Drop reports showed that municipal water and waste water services have generally declined sharply over the last 10 years and that the decline in the delivery of municipal water services happened despite high levels of support from the national government to municipalities.
WATER and and Sanitation Minister Pemmy Majodina has called on South Africans to treat water like a scarce resource and for municipalities to fix the leaks in their water distribution systems.
Delivering her executive statement on water security in the National Assembly on Tuesday, Majodina also warned that water availability could deteriorate rapidly in the country as the demand escalated.
“Raw (untreated) water supply is currently approximately in balance with existing demand on a national scale, but there are localised deficits in the supply of water such as in Gauteng and parts of KwaZulu-Natal.
“However, water availability in South Africa could deteriorate rapidly as supply contracts and demand escalates due to economic growth, population growth, urbanization, inefficient use, including increasing physical losses in municipal distribution systems, degradation of wetlands, and the impacts of climate change.”
Delays in the implementation of surface water resource development projects have now been addressed and all planned projects accelerated.
“The projects will address future raw water needs for industry, agriculture and domestic use,” she said.
Majodina added there were limits to which South Africa could keep building dams to address its water security needs.
“We are already harnessing approximately 75% of our feasible surface water resources, and the remaining opportunities for capturing surface water in large dams are expensive.”

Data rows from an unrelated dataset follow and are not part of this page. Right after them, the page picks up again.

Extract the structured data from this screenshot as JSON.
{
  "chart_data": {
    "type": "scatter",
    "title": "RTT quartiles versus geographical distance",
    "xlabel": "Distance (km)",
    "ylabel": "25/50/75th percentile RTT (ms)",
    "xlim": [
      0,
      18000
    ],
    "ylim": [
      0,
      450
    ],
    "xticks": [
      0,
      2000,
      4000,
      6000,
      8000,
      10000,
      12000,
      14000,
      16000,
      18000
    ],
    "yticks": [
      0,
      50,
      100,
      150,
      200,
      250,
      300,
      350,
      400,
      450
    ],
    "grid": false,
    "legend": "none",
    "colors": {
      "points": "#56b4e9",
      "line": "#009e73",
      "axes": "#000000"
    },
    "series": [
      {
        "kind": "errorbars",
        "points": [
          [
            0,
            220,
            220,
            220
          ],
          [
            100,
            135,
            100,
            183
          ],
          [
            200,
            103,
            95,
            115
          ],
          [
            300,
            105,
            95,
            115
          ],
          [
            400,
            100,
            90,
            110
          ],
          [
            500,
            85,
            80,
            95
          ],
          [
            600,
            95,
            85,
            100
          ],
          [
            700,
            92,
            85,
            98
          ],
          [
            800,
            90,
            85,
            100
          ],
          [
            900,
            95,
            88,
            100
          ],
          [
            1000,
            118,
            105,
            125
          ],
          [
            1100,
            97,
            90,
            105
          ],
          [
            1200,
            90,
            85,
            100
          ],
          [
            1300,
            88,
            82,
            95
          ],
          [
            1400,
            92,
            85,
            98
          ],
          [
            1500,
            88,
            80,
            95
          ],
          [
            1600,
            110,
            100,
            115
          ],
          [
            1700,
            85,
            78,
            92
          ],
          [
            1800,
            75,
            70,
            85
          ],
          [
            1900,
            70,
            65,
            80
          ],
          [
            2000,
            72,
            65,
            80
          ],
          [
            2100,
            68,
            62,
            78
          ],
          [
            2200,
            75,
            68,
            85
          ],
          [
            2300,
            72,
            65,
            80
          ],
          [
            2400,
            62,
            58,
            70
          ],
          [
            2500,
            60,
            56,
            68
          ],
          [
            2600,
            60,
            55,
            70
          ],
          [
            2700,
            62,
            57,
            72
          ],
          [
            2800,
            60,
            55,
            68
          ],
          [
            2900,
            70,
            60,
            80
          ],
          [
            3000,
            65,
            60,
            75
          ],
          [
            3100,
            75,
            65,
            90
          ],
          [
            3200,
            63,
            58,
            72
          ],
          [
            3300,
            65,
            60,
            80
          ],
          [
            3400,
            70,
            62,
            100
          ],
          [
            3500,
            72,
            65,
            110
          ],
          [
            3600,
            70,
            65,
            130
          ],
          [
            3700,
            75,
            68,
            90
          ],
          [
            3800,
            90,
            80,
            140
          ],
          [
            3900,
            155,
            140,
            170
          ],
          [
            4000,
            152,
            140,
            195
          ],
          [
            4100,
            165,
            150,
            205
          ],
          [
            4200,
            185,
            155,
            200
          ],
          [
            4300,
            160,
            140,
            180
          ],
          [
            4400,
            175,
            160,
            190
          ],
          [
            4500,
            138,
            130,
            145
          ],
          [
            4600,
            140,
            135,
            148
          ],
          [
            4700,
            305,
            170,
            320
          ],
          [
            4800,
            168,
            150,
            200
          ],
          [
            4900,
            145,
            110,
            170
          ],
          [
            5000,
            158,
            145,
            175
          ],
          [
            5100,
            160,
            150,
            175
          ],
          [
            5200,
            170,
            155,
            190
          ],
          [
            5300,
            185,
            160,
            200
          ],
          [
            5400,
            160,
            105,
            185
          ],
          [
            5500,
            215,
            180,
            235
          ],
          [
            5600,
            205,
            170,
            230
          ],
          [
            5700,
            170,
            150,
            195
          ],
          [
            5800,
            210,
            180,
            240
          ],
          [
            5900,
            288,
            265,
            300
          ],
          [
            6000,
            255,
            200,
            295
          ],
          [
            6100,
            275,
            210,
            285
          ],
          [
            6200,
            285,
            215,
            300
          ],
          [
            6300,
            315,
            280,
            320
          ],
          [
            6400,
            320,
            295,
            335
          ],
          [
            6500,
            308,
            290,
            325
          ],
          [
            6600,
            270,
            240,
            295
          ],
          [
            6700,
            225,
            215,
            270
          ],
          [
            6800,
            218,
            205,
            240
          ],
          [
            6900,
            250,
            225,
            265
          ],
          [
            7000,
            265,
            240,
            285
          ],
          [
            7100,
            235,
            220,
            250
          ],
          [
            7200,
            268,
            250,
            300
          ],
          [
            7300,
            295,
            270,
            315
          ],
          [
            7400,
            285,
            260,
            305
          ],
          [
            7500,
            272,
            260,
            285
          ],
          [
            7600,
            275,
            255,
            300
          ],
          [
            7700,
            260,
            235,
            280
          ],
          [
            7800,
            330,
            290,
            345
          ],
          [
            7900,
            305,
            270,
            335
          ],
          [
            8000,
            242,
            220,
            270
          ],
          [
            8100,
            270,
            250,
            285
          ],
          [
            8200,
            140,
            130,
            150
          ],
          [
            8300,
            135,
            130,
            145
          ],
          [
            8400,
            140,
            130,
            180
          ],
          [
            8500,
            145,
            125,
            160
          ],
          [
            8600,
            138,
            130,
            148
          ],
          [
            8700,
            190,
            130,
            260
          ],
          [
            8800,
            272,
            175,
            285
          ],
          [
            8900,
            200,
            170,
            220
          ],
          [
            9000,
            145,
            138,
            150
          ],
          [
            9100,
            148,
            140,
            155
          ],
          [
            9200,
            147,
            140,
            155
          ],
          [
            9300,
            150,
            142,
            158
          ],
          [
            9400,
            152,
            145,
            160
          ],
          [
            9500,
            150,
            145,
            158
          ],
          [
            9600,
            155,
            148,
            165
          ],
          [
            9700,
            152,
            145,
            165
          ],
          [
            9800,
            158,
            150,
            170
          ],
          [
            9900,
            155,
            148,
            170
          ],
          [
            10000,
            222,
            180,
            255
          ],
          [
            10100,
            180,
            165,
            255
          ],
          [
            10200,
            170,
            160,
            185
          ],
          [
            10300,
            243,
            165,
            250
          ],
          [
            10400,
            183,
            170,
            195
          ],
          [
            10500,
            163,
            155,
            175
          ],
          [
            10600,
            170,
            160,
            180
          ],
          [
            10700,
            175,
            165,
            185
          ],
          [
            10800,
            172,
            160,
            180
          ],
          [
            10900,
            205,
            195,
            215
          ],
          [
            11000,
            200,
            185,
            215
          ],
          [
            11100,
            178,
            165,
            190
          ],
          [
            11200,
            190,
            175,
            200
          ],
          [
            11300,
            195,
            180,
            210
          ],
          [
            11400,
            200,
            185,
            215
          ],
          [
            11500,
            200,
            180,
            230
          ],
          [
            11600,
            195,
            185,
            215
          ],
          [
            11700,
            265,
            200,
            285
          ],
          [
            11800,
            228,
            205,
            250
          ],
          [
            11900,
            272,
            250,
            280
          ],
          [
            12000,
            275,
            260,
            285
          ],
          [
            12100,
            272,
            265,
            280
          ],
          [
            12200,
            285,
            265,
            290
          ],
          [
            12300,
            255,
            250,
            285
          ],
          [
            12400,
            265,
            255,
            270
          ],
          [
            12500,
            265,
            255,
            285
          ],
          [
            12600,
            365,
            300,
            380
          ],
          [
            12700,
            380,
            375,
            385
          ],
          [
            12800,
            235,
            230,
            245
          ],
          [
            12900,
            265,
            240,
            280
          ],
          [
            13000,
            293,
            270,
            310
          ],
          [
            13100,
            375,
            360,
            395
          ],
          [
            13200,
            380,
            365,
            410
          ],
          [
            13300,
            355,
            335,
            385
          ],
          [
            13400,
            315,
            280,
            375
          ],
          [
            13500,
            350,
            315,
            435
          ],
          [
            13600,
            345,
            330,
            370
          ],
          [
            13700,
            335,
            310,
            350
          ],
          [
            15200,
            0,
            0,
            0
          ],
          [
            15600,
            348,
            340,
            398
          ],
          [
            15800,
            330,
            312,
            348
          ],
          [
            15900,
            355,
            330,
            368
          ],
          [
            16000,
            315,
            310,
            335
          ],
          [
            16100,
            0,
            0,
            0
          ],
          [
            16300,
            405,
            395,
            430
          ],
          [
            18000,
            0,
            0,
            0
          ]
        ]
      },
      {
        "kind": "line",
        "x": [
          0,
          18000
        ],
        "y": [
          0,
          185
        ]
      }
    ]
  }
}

“If we are to avoid water shortages in future, South Africans need to change their behaviour and treat water like the scarce resource that it is.
“This means that municipalities must fix the leaks in their water distribution systems. We cannot afford to throw away almost half of the water that is supplied to municipalities through leaks.”
Majodina said current water supply disruptions in Gauteng, eThekwini and surrounding municipalities were not caused by drought.
“They are caused by rapid growth in the demand for water in these cities, caused partly by population growth and partly by increasing leaks in municipal water distribution systems.
“The leaks are in turn the result of under-budgeting for infrastructure maintenance by municipalities, which is partly caused by weak municipal billing and revenue collection for water services.”
The minister said the Drop reports showed that municipal water and waste water services have generally declined sharply over the last 10 years and that the decline in the delivery of municipal water services happened despite high levels of support from the national government to municipalities.
“This indicates that support is necessary but not sufficient to turn around the decline, and structural reform of the municipal water services function is also required.
“The solution is not for the national government to take over municipal water functions,” she said.